During Kargil the United States of Bill Clinton was disengaged from the complexities of South Asia; it wanted peace as a principle, while the rest of life went on. It required the threat of a nuclear war in the region for Clinton to summon Sharif and tell an ashen Pakistani prime minister that his own armed forces were preparing for the unimaginable, without the knowledge of the country's political leadership. In a sense the coup that removed Sharif had begun long before it happened.

South Asia is a radically different region after last September. No one could have predicted that American troops would be holding joint exercises with India on Indian soil even while their comrades were stationed in and off Pakistan at the same time.

War is easier than peace. That is the one fact about India-Pakistan relations over the last 50 years.
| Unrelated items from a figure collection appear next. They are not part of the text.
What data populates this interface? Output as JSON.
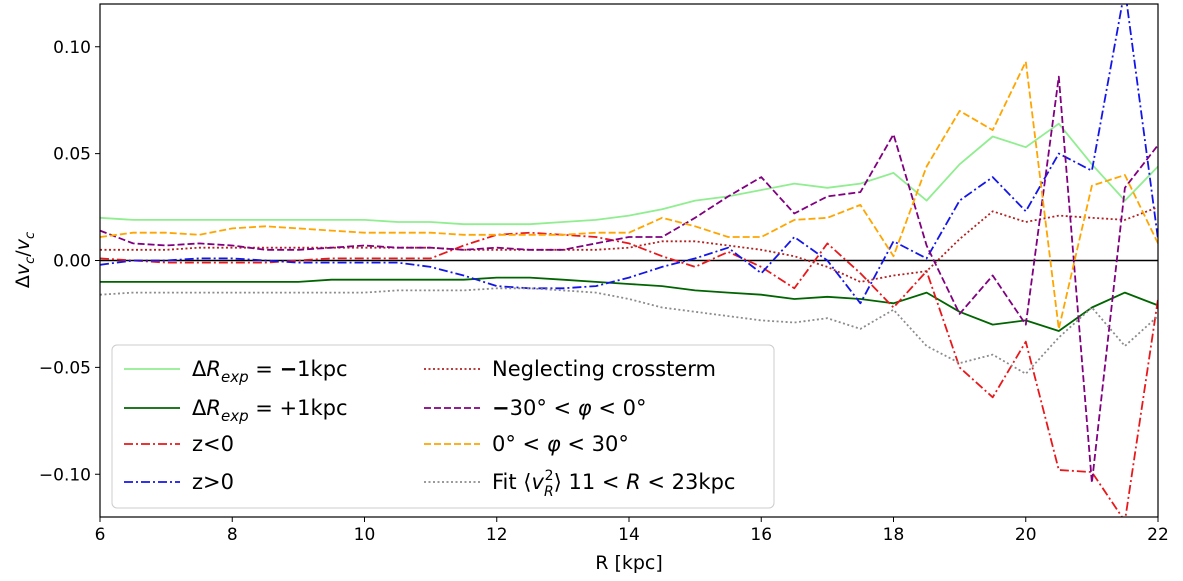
{
  "chart_data": {
    "type": "line",
    "xlabel": "R [kpc]",
    "ylabel": "Δv_c/v_c",
    "xlim": [
      6,
      22
    ],
    "ylim": [
      -0.12,
      0.12
    ],
    "xticks": [
      "6",
      "8",
      "10",
      "12",
      "14",
      "16",
      "18",
      "20",
      "22"
    ],
    "yticks": [
      "−0.10",
      "−0.05",
      "0.00",
      "0.05",
      "0.10"
    ],
    "legend_position": "lower-left",
    "reference_line_y": 0,
    "series": [
      {
        "name": "ΔR_exp = −1kpc",
        "color": "#90ee90",
        "dash": "solid",
        "x": [
          6,
          6.5,
          7,
          7.5,
          8,
          8.5,
          9,
          9.5,
          10,
          10.5,
          11,
          11.5,
          12,
          12.5,
          13,
          13.5,
          14,
          14.5,
          15,
          15.5,
          16,
          16.5,
          17,
          17.5,
          18,
          18.5,
          19,
          19.5,
          20,
          20.5,
          21,
          21.5,
          22
        ],
        "y": [
          0.02,
          0.019,
          0.019,
          0.019,
          0.019,
          0.019,
          0.019,
          0.019,
          0.019,
          0.018,
          0.018,
          0.017,
          0.017,
          0.017,
          0.018,
          0.019,
          0.021,
          0.024,
          0.028,
          0.03,
          0.033,
          0.036,
          0.034,
          0.036,
          0.041,
          0.028,
          0.045,
          0.058,
          0.053,
          0.064,
          0.045,
          0.028,
          0.044
        ]
      },
      {
        "name": "ΔR_exp = +1kpc",
        "color": "#006400",
        "dash": "solid",
        "x": [
          6,
          6.5,
          7,
          7.5,
          8,
          8.5,
          9,
          9.5,
          10,
          10.5,
          11,
          11.5,
          12,
          12.5,
          13,
          13.5,
          14,
          14.5,
          15,
          15.5,
          16,
          16.5,
          17,
          17.5,
          18,
          18.5,
          19,
          19.5,
          20,
          20.5,
          21,
          21.5,
          22
        ],
        "y": [
          -0.01,
          -0.01,
          -0.01,
          -0.01,
          -0.01,
          -0.01,
          -0.01,
          -0.009,
          -0.009,
          -0.009,
          -0.009,
          -0.009,
          -0.008,
          -0.008,
          -0.009,
          -0.01,
          -0.011,
          -0.012,
          -0.014,
          -0.015,
          -0.016,
          -0.018,
          -0.017,
          -0.018,
          -0.02,
          -0.015,
          -0.024,
          -0.03,
          -0.028,
          -0.033,
          -0.022,
          -0.015,
          -0.021
        ]
      },
      {
        "name": "z<0",
        "color": "#e8191c",
        "dash": "dashdot",
        "x": [
          6,
          6.5,
          7,
          7.5,
          8,
          8.5,
          9,
          9.5,
          10,
          10.5,
          11,
          11.5,
          12,
          12.5,
          13,
          13.5,
          14,
          14.5,
          15,
          15.5,
          16,
          16.5,
          17,
          17.5,
          18,
          18.5,
          19,
          19.5,
          20,
          20.5,
          21,
          21.5,
          22
        ],
        "y": [
          0.001,
          0.0,
          -0.001,
          -0.001,
          -0.001,
          -0.001,
          0.0,
          0.001,
          0.001,
          0.001,
          0.001,
          0.007,
          0.012,
          0.013,
          0.012,
          0.011,
          0.008,
          0.002,
          -0.003,
          0.004,
          -0.003,
          -0.013,
          0.008,
          -0.006,
          -0.022,
          -0.005,
          -0.05,
          -0.064,
          -0.038,
          -0.098,
          -0.099,
          -0.122,
          -0.018
        ]
      },
      {
        "name": "z>0",
        "color": "#1416e8",
        "dash": "dashdot",
        "x": [
          6,
          6.5,
          7,
          7.5,
          8,
          8.5,
          9,
          9.5,
          10,
          10.5,
          11,
          11.5,
          12,
          12.5,
          13,
          13.5,
          14,
          14.5,
          15,
          15.5,
          16,
          16.5,
          17,
          17.5,
          18,
          18.5,
          19,
          19.5,
          20,
          20.5,
          21,
          21.5,
          22
        ],
        "y": [
          -0.002,
          0.0,
          0.0,
          0.001,
          0.001,
          0.0,
          -0.001,
          -0.001,
          -0.001,
          -0.001,
          -0.003,
          -0.007,
          -0.012,
          -0.013,
          -0.013,
          -0.012,
          -0.008,
          -0.003,
          0.001,
          0.006,
          -0.006,
          0.011,
          0.0,
          -0.02,
          0.009,
          0.001,
          0.028,
          0.039,
          0.023,
          0.05,
          0.042,
          0.127,
          0.01
        ]
      },
      {
        "name": "Neglecting crossterm",
        "color": "#b22222",
        "dash": "dotted",
        "x": [
          6,
          6.5,
          7,
          7.5,
          8,
          8.5,
          9,
          9.5,
          10,
          10.5,
          11,
          11.5,
          12,
          12.5,
          13,
          13.5,
          14,
          14.5,
          15,
          15.5,
          16,
          16.5,
          17,
          17.5,
          18,
          18.5,
          19,
          19.5,
          20,
          20.5,
          21,
          21.5,
          22
        ],
        "y": [
          0.005,
          0.005,
          0.005,
          0.006,
          0.006,
          0.006,
          0.006,
          0.006,
          0.006,
          0.006,
          0.006,
          0.005,
          0.005,
          0.005,
          0.005,
          0.005,
          0.006,
          0.009,
          0.009,
          0.007,
          0.005,
          0.002,
          -0.003,
          -0.01,
          -0.007,
          -0.005,
          0.01,
          0.023,
          0.018,
          0.021,
          0.02,
          0.019,
          0.025
        ]
      },
      {
        "name": "−30° < φ < 0°",
        "color": "#800080",
        "dash": "dashed",
        "x": [
          6,
          6.5,
          7,
          7.5,
          8,
          8.5,
          9,
          9.5,
          10,
          10.5,
          11,
          11.5,
          12,
          12.5,
          13,
          13.5,
          14,
          14.5,
          15,
          15.5,
          16,
          16.5,
          17,
          17.5,
          18,
          18.5,
          19,
          19.5,
          20,
          20.5,
          21,
          21.5,
          22
        ],
        "y": [
          0.014,
          0.008,
          0.007,
          0.008,
          0.007,
          0.005,
          0.005,
          0.006,
          0.007,
          0.006,
          0.006,
          0.005,
          0.006,
          0.005,
          0.005,
          0.008,
          0.011,
          0.011,
          0.02,
          0.03,
          0.039,
          0.022,
          0.03,
          0.032,
          0.059,
          0.007,
          -0.025,
          -0.007,
          -0.03,
          0.086,
          -0.104,
          0.034,
          0.054
        ]
      },
      {
        "name": "0° < φ < 30°",
        "color": "#ffa500",
        "dash": "dashed",
        "x": [
          6,
          6.5,
          7,
          7.5,
          8,
          8.5,
          9,
          9.5,
          10,
          10.5,
          11,
          11.5,
          12,
          12.5,
          13,
          13.5,
          14,
          14.5,
          15,
          15.5,
          16,
          16.5,
          17,
          17.5,
          18,
          18.5,
          19,
          19.5,
          20,
          20.5,
          21,
          21.5,
          22
        ],
        "y": [
          0.011,
          0.013,
          0.013,
          0.012,
          0.015,
          0.016,
          0.015,
          0.014,
          0.013,
          0.013,
          0.013,
          0.012,
          0.012,
          0.012,
          0.012,
          0.013,
          0.013,
          0.02,
          0.016,
          0.011,
          0.011,
          0.019,
          0.02,
          0.026,
          0.002,
          0.044,
          0.07,
          0.061,
          0.093,
          -0.032,
          0.035,
          0.04,
          0.008
        ]
      },
      {
        "name": "Fit ⟨v_R²⟩ 11 < R < 23kpc",
        "color": "#8c8c8c",
        "dash": "dotted",
        "x": [
          6,
          6.5,
          7,
          7.5,
          8,
          8.5,
          9,
          9.5,
          10,
          10.5,
          11,
          11.5,
          12,
          12.5,
          13,
          13.5,
          14,
          14.5,
          15,
          15.5,
          16,
          16.5,
          17,
          17.5,
          18,
          18.5,
          19,
          19.5,
          20,
          20.5,
          21,
          21.5,
          22
        ],
        "y": [
          -0.016,
          -0.015,
          -0.015,
          -0.015,
          -0.015,
          -0.015,
          -0.015,
          -0.015,
          -0.015,
          -0.014,
          -0.014,
          -0.014,
          -0.013,
          -0.013,
          -0.014,
          -0.015,
          -0.018,
          -0.022,
          -0.024,
          -0.026,
          -0.028,
          -0.029,
          -0.027,
          -0.032,
          -0.023,
          -0.04,
          -0.048,
          -0.044,
          -0.053,
          -0.036,
          -0.022,
          -0.04,
          -0.026
        ]
      }
    ]
  }
}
Armies are war machines; they flourish in times of confrontation, they wither during peace, even if they are indispensable at all times. The Pakistan Army has taken this premise a few notches ahead; it wants to become a permanent part of the power structure. On what basis can it sell this thesis to its own people? Only by the thesis of a permanent war with India.

A democratic government in Pakistan does not have to be friendly with India, but it will have a greater vested interest in peace, if for no other reason than to keep the army at bay.

The Americans have taken, once again, a shortsighted view of Islamabad. If Musharraf claims to serve their cause, then he must be protected and even patronized. But an army cannot run a country. At best it can defend its nation; at worst it can ruin it. There is no middle ground. If there is ever going to be a solution to the problems of the region it will only happen when democracy returns to Pakistan. A fudge is not a solution.

The question at the beginning must remain the question at the end. If the government in Pakistan does not represent the people then what precisely does it represent? Think about it.